Estimating Common Odds Ratio with Missing Data
Smith, Paul J.
MetadataShow full item record
We derive estimates of expected cell counts for $I\times J\times K$ contingency tables where the stratum variable $C$ is always observed but the column variable $B$ and row variable $A$ might be missing. In particular, we investigate cases where only row variable $A$ might be missing, either randomly or informatively. For $2\times 2\times K$ tables, we use Taylor expansion to study the biases and variances of the Mantel-Haenszel estimator and modified Mantel-Haenszel estimators of the common odds ratio using one pair of pseudotables for data without missing values and for data with missing values, based either on the completely observed subsample or on estimated cell means when both stratum and column variables are always observed. We examine both large table and sparse table asymptotics. \\ Analytic studies and simulation results show that the Mantel-Haenszel estimators overestimate the common odds ratio but adding one pair of pseudotables reduces bias and variance. Mantel-Haenszel estimators with jackknifing also reduces the biases and variances. Estimates using only the complete subsample seem to have larger bias than those based on full data, but when the total number of observations gets large, the bias is reduced. Estimators based on estimated cell means seem to have larger biases and variances than those based only on complete subsample with randomly missing data. With informative missingness, estimators based on the estimated cell means do not converge to the correct common odds ratio under sparse asymptotics, and converge slowly for the large table asymptotics.
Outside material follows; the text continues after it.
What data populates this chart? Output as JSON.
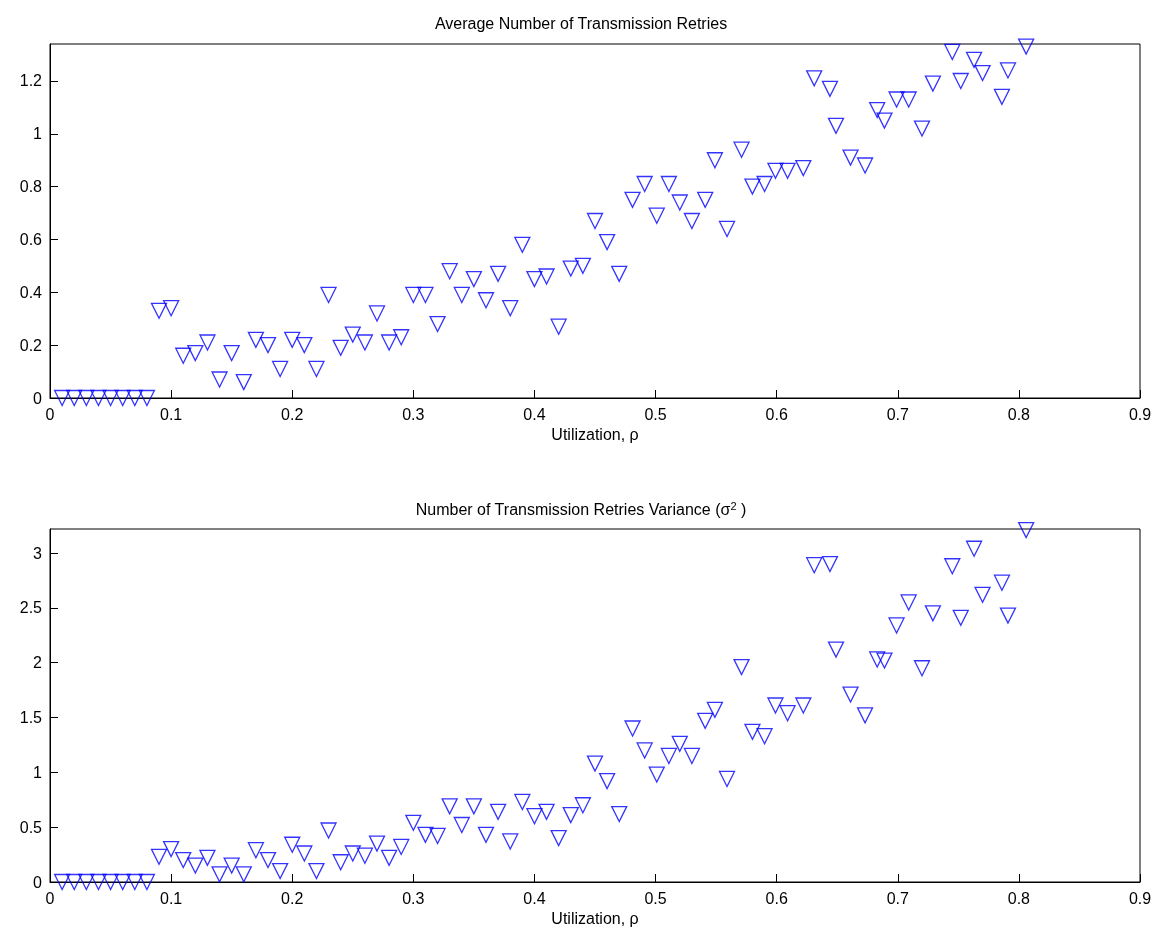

The Mantel-Haenszel estimators based on incorrectly estimated cell means when the variable $A$ is informatively missing behave similarly to those based on the only complete subsamples. The asymptotic variance formula of the ratio estimators had smaller biases and variances than those based on jackknifing or bootstrapping. Bootstrapping may produce zero divisors and unstable estimates, but adding one pair of pseudotables eliminates these problems and reduces the variability.